ACQUA, LA RIVOLUZIONE DEL SISTEMA IDRICO SICILIANO

di Redazione

La gestione della risorsa più preziosa, l’acqua, potrebbe vivere una rivoluzione senza precedenti nell’isola. Per decenni i cittadini siciliani hanno dovuto fare i conti con un sistema fragile e frammentato, caratterizzato da cronici deficit idrici, condotte colabrodo e profonde disparità nei costi e nell’erogazione del servizio tra una città e l’altra. I disagi attuali sono all’ordine del giorno: intere aree del territorio soffrono la carenza di approvvigionamento, mentre le vecchie strutture gestionali non sono riuscite a garantire interventi complessi di manutenzione e ammodernamento su dighe e impianti di potabilizzazione.

Questa pesante frammentazione ha attirato nel tempo severe censure da parte di organismi di controllo come la Corte dei conti e l’Arera, l’Autorità nazionale di regolazione per energia reti e ambiente, che hanno evidenziato una serie di criticità quali l’altissimo livello di perdite idriche causato da reti obsolete, la drammatica riduzione della capacità degli invasi dovuta al mancato dragaggio dei sedimenti e i severi limiti di riempimento imposti a molte dighe prive di collaudi formali. Carenze strutturali a cui si aggiungono tariffe elevate e disomogenee, governance frammentata e forti ritardi burocratici che hanno frenato gli investimenti e la spesa dei fondi comunitari.

A fronte di questa complessa situazione, la giunta guidata da Renato Schifani ha varato un disegno di legge governativo che mira a scardinare il vecchio modello. Il provvedimento, proposto dall’assessore all’Energia e ai servizi di pubblica utilità Francesco Colianni, è pronto a iniziare il suo delicato cammino legislativo presso l’Assemblea Regionale Siciliana. L’obiettivo primario della manovra è quello di superare i deficit storici attraverso l’introduzione di una gestione industriale su vasta scala, capace di pianificare e realizzare quelle opere infrastrutturali rimaste bloccate per anni a causa della parcellizzazione delle competenze, ovvero la frammentazione delle responsabilità e dei poteri decisionali tra troppi enti, uffici o ambiti locali diversi.

La spina dorsale della riforma prevede infatti la cancellazione definitiva dei nove ambiti provinciali per fare spazio a un unico Ambito territoriale ottimale di livello regionale. Al vertice di questo nuovo assetto si posizionerà l’Autorità idrica siciliana, un ente pubblico non economico che darà voce a tutti i Comuni dell’isola e assicurerà una direzione strategica e amministrativa finalmente uniforme. Le vecchie strutture territoriali non scompariranno del tutto, ma verranno ridimensionate a organi periferici con compiti prettamente consultivi e propositivi, svuotate del potere decisionale.

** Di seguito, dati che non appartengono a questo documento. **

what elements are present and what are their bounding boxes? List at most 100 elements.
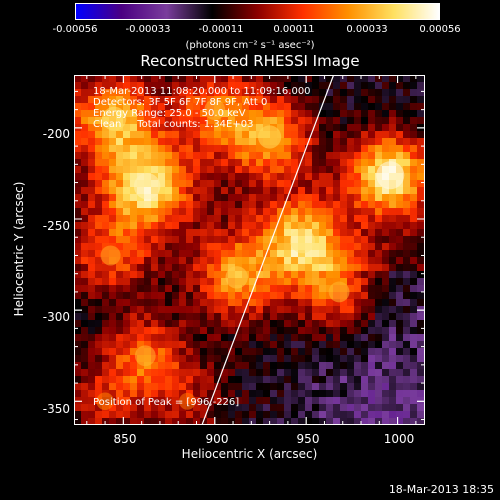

Oltre alla riorganizzazione burocratica, la proposta introduce soluzioni tangibili sul piano economico e sociale per alleggerire il peso della crisi sulle famiglie. Il testo prevede infatti il meccanismo della tariffa media ponderata regionale, un sistema di perequazione che mira a distribuire i costi del servizio in modo decisamente più equo tra tutti gli abitanti dell’isola, azzerando le ingiustificate differenze tariffarie territoriali.

Sul fronte delle tutele per i più deboli, viene sancito il principio dell’accesso universale alla risorsa, garantendo una quota minima di cinquanta litri d’acqua al giorno per ciascun cittadino e integrando i sussidi nazionali per le utenze in condizioni di grave disagio economico.

Prima di affrontare il dibattito a Sala d’Ercole e il vaglio delle commissioni parlamentari di merito, l’assessorato ha avviato una fase di confronto con le parti sociali convocando i sindacati per l’inizio di giugno e manifestando l’intenzione di ascoltare i suggerimenti degli operatori, per rassicurare nel contempo i lavoratori degli attuali ambiti circa i meccanismi di salvaguardia occupazionale e puntare a una condivisione ampia per una riforma chel’intera collettività attende da troppo tempo.